In nations with sham democracies, such as Venezuela, criminalization of politics is a well-tried and proven tactic for governing strongmen to use on their opponents. In April of this year, allies of President Nicolas Maduro proposed government action to strip opposition leader Juan Guaidó of his parliamentary immunity.
In the Ukraine, after Viktor Yanukovych took power in 2010 elections, his government systematically pursued his predecessor, Yulia Tymoshenko, claiming a wide array of charges. The Yanukovych government also went after Tymoshenko allies, including her attorney. Tymoshenko was found guilty of abusing her office and sent to prison in 2011. The Yanukovych government hired Paul Manafort to run the international public relations offensive against Tymoshenko. After Yanukovych was forced out of power in 2014, Tymoshenko was released and the case against her was voided by the Ukrainian Supreme Court.
We don’t want those sorts of shenanigans going on here. The remedy for criminal behavior by a President, as provided in the Constitution, is impeachment. The Constitution is clear that “high crimes” are grounds for impeachment.
The country is sharply divided, and that division will be made worse by people who ignore process in pursuit of the outcome they want.
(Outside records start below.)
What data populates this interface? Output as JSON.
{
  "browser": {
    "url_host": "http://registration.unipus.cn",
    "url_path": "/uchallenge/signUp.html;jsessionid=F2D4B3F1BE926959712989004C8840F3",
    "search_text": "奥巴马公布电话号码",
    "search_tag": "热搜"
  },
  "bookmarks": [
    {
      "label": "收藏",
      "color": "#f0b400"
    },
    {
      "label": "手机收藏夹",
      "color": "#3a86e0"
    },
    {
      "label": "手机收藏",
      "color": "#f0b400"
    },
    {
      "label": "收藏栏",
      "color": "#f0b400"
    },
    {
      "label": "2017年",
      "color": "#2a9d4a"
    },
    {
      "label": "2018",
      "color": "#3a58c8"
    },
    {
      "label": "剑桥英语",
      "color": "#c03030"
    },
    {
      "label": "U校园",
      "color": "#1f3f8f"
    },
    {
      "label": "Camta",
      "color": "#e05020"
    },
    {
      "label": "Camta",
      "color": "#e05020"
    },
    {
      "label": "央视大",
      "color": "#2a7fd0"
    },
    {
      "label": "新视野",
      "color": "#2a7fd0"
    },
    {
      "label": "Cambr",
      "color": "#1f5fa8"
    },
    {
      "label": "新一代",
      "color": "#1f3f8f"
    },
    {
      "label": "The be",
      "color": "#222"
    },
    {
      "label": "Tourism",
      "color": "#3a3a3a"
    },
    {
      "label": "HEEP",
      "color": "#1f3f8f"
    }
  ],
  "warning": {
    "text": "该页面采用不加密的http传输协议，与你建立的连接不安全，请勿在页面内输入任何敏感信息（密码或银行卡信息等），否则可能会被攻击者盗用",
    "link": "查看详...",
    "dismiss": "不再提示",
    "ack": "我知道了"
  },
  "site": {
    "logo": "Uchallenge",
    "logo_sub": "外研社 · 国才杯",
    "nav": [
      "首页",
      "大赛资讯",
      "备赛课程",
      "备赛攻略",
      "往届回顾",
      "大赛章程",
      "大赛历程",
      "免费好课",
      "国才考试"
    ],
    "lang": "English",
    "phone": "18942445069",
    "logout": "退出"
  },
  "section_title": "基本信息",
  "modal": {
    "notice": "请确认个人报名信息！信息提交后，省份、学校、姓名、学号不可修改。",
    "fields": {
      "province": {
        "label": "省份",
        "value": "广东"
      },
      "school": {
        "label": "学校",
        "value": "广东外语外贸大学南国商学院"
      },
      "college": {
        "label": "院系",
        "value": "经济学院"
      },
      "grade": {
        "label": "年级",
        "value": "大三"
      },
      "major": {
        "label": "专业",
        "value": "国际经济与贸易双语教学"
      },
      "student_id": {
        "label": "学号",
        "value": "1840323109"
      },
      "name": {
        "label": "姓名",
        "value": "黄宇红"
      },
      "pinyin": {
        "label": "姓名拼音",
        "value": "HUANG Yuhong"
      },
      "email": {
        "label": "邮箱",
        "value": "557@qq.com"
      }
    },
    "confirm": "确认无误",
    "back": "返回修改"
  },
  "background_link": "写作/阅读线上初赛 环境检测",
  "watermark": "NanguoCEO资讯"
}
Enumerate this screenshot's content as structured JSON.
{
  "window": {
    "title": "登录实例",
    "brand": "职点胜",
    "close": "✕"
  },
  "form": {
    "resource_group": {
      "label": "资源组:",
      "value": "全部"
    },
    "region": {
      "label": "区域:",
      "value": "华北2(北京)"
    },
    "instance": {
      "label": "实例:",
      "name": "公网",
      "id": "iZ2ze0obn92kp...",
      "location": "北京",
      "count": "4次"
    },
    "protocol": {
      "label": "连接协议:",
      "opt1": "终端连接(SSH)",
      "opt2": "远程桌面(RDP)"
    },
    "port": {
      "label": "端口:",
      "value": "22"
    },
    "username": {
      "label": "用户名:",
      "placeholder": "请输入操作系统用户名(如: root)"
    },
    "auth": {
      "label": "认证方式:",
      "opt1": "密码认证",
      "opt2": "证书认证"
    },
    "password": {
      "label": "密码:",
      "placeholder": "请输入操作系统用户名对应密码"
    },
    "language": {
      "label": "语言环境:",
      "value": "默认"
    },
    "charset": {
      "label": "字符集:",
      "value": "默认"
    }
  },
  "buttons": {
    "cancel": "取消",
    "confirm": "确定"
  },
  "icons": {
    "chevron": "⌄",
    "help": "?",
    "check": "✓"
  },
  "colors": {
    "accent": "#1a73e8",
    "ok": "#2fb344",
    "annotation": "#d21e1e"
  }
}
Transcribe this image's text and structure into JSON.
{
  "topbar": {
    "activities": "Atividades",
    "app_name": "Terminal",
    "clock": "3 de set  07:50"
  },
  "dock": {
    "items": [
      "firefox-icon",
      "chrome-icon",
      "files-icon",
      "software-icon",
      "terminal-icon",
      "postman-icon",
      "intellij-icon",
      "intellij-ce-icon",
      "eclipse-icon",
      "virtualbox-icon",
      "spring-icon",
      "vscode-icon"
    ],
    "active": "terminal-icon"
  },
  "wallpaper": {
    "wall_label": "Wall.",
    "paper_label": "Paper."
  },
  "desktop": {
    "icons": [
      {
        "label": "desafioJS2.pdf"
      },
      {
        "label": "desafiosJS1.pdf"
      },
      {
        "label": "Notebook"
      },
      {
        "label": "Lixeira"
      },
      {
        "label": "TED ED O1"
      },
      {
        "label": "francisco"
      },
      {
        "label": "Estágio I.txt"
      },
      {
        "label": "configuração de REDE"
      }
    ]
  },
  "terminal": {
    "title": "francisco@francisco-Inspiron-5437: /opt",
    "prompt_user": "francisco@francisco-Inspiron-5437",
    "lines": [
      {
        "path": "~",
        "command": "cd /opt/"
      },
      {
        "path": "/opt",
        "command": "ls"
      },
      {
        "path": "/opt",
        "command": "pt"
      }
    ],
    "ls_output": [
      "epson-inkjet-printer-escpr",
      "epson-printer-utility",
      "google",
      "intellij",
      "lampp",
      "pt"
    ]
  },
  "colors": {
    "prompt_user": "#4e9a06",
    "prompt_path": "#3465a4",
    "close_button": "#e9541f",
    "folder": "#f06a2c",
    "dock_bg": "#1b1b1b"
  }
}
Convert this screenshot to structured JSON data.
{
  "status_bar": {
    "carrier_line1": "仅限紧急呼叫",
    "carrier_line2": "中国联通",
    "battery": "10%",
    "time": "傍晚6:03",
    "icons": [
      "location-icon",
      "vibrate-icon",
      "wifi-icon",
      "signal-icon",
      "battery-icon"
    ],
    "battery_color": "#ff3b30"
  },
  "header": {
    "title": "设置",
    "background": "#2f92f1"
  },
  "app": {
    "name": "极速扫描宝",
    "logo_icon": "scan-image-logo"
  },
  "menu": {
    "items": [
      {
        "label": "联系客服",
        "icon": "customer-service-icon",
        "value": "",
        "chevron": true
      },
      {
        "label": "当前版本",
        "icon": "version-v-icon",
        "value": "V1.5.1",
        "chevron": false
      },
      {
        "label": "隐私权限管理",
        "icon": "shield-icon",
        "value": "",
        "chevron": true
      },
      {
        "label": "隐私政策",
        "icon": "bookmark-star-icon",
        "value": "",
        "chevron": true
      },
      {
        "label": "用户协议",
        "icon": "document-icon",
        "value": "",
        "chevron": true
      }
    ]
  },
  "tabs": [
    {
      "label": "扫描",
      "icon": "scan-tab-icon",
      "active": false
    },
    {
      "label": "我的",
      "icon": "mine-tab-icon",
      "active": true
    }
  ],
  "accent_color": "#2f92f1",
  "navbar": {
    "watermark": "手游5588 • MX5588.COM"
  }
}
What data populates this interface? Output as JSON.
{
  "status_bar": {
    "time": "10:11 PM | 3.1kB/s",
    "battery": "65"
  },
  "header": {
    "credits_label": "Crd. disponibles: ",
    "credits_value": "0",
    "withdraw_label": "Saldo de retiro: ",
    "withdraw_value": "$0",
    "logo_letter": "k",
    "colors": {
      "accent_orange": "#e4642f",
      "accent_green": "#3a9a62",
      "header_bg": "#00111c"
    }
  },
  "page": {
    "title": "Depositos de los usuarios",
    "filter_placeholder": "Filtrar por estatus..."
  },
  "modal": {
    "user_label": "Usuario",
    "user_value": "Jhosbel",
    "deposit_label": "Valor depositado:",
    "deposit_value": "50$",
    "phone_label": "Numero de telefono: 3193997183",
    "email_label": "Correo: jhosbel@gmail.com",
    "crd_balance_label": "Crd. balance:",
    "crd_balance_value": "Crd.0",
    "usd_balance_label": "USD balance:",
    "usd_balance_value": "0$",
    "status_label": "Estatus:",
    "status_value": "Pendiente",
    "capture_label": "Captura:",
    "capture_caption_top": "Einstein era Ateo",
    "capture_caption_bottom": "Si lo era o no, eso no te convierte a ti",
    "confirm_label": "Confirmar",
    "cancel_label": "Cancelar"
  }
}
I have already discussed the problems with centering the case against Donald Trump on obstruction of justice.
In two important cases from the 1980s, the Supreme Court has struck down provisions by which Congress can implement a legislative veto of Presidential actions. Maybe now Congress would like to be more clear about the powers it delegates in its laws. The Supreme Court has closed off the avenue of granting wide powers and then armchair quarterbacking how the President uses them.
Whether legislators believe that Trump has committed high crimes or simply demonstrated misfeasance, they have a potential remedy available to them. Yes, they had better be sure that they take the public along with them. Opening up the possibilities for criminalization of politics is not only unnecessary, but dangerous.